Finance Minister Bill English says it will be a challenge to maintain and grow surpluses.
He told a select committee yesterday that the last two cycles of economic upturn, in the mid-90s and mid-2000s, had the tail wind of 4 or 5 per cent inflation, which increased revenue and which is not present now. "The scenario is not going to be repeated, that is Government bouncing off a balanced budget into rapidly escalating surpluses.
"It will have to be fairly careful management to ensure that there are surpluses when the tax take is growing at a much lower rate than used to be the case."
Labour finance spokesman Grant Robertson said Mr English was softening up the public for a deficit for the current year, 2015-2016, when half-yearly Treasury forecasts are released next Tuesday.
The May Budget forecast a minuscule surplus for the current year of $176 million but then rapidly expanding surpluses climbing to $3.2 billion in the 2019 year.

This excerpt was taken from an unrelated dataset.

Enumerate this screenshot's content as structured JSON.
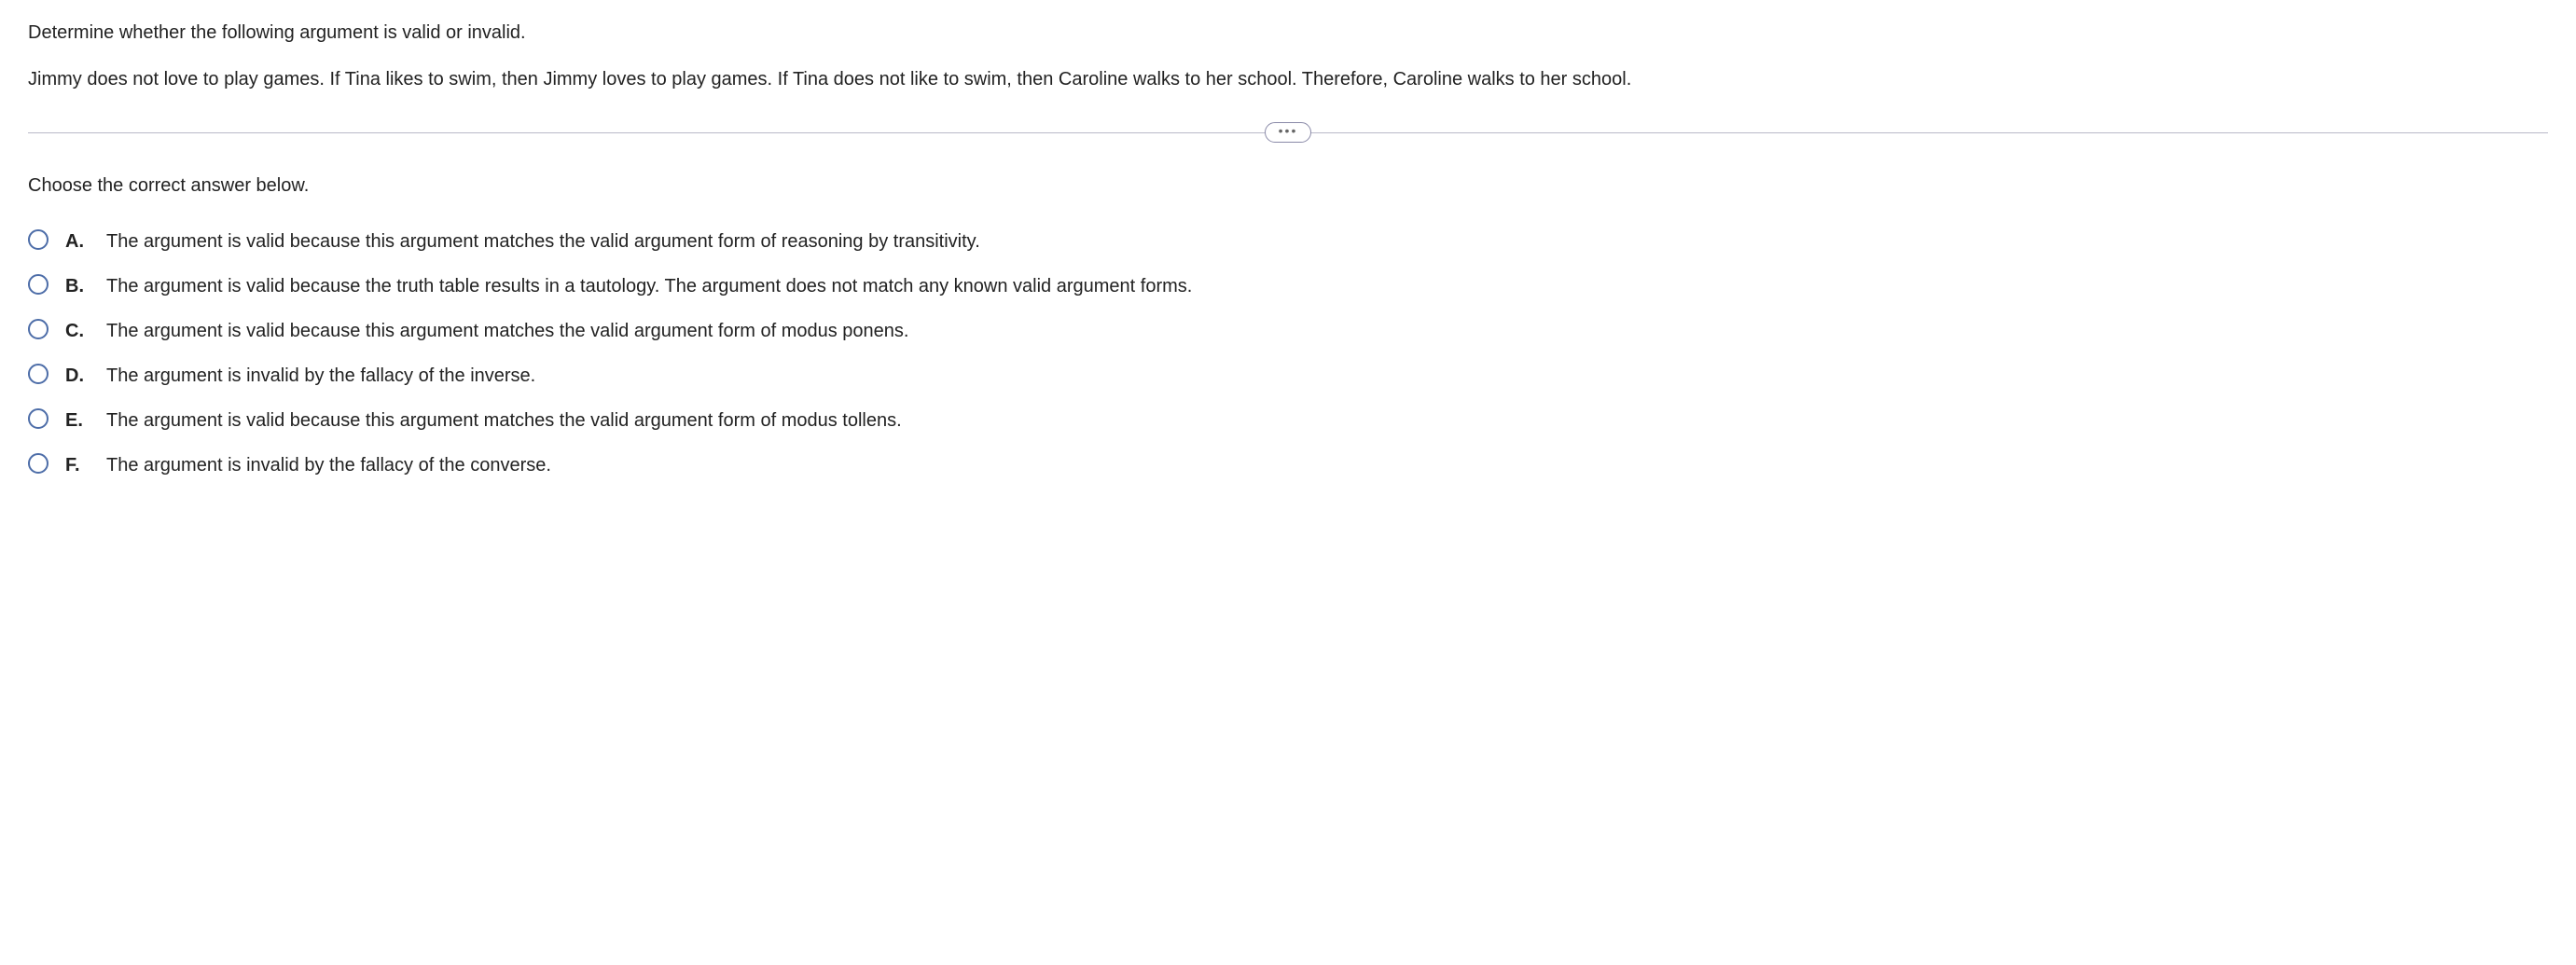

Mr English was speaking at the finance and expenditure select committee and when asked by Mr Robertson if the 2014-15 surplus was a one-off, he said no but "the direction of travel" was as important as the actual operating balance, plus or minus $1 billion.
He also said that the forecasts of billion-dollar surpluses were about a year out.
That suggests that next week's forecasts will revise the Budget forecasts for the current year ended June 2016 to a deficit (compared with the $176 million surplus); a small surplus in the year ended June 2017 (compared to the Budget forecast of $1.47 billion surplus); and the start of a billion-plus surpluses from the year ending June 2018 ($1.99 billion surplus in the Budget).
After years of aiming for a surplus in 2014-15, Mr English achieved it when the books for the last financial year were finalised in October, although forecasts closer to the date, including in the May Budget, suggested he would not achieve it.
Mr English said there was pressure on Government spending with around 2 per cent population growth, high for a developed economy.
Mr Robertson later said the economy was drifting.